Rep. Sheila Jackson Lee, D-Texas, has taken up the mantle in the House of Representatives by introducing an updated version of H.R. 40. It would establish a commission to study reparations and consider a national apology and other redress for the institution of slavery, as well as subsequent racial and economic discrimination against African Americans.
Rep. Cori Bush, D-Mo., introduced the latest federal effort to support reparations last month with H.R. 414, the Reparations Now Resolution, which seeks to advance reparations at the federal, state and local levels.
California's Secretary of State asks 'Why not?' regarding reparations for state
California’s Secretary of State Shirley Weber said at a press conference for the reparations task force this morning that “the work has been difficult” to get to the point where the group is today in its efforts to recommend reparations for the state.
Weber also said that she has been asked why California is being considered for reparations, to which she responded, “Why not?” Reparations are due to African Americans affected by slavery, she added, whether people are from the south, like in Mississippi, or the west, like California.
The interim report from last year documented a history of ‘moral and legal wrongs’
Over 13 chapters and about 500 pages, the interim report’s authors recount the “moral and legal wrongs the American and Californian governments have inflicted upon their own Black citizens and residents.”

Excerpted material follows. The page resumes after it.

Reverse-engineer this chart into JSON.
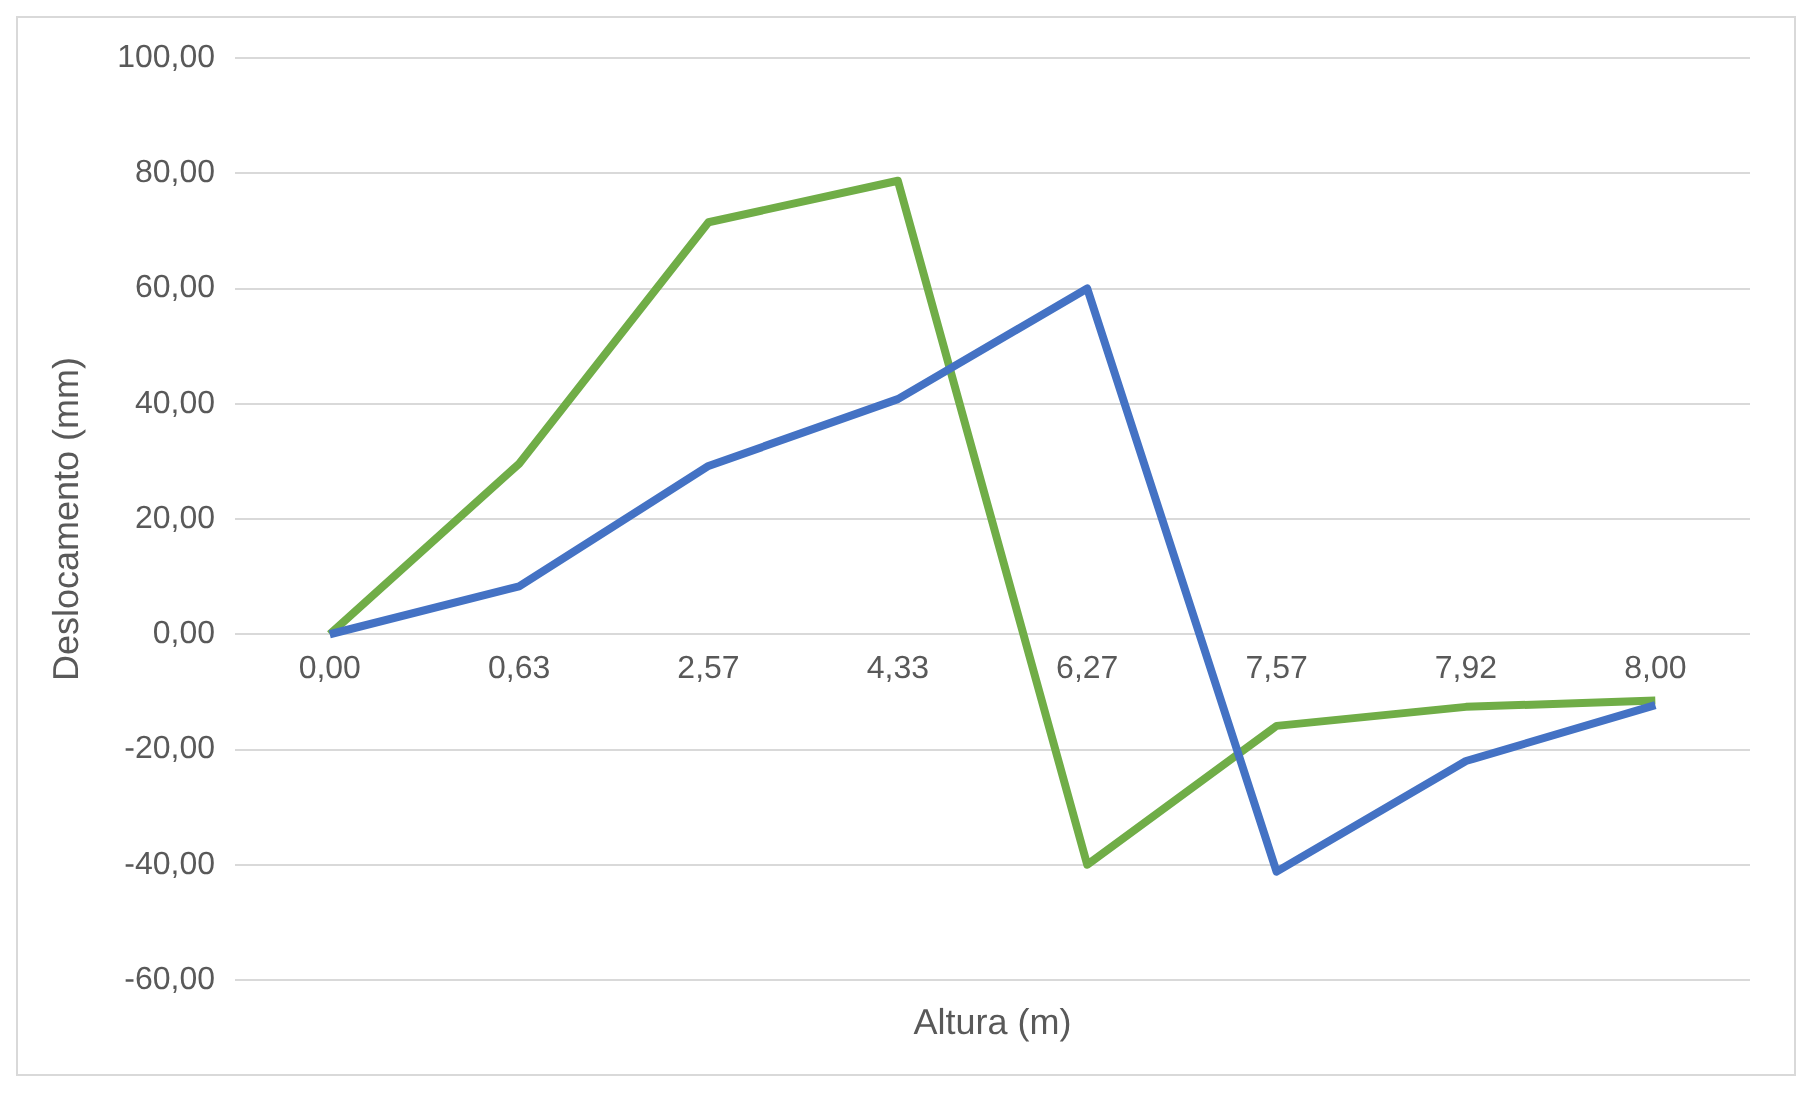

It noted how slavery and subsequent discrimination have exposed Black communities to racial terror and political disenfranchisement, left them with inferior outcomes in health and wealth building, and relegated them to segregated neighborhoods and schools.
The report also highlights that historical injustices have helped fuel modern-day disparities, noting that California’s stagnant rates of Black homeownership, racial disparities in police arrests and use of force, and a large gap in the average wealth of Black and white families are at least in part the results of decades of social engineering designed to exclude Black Californians from gaining access to the same political, financial, employment and educational opportunities as their white counterparts.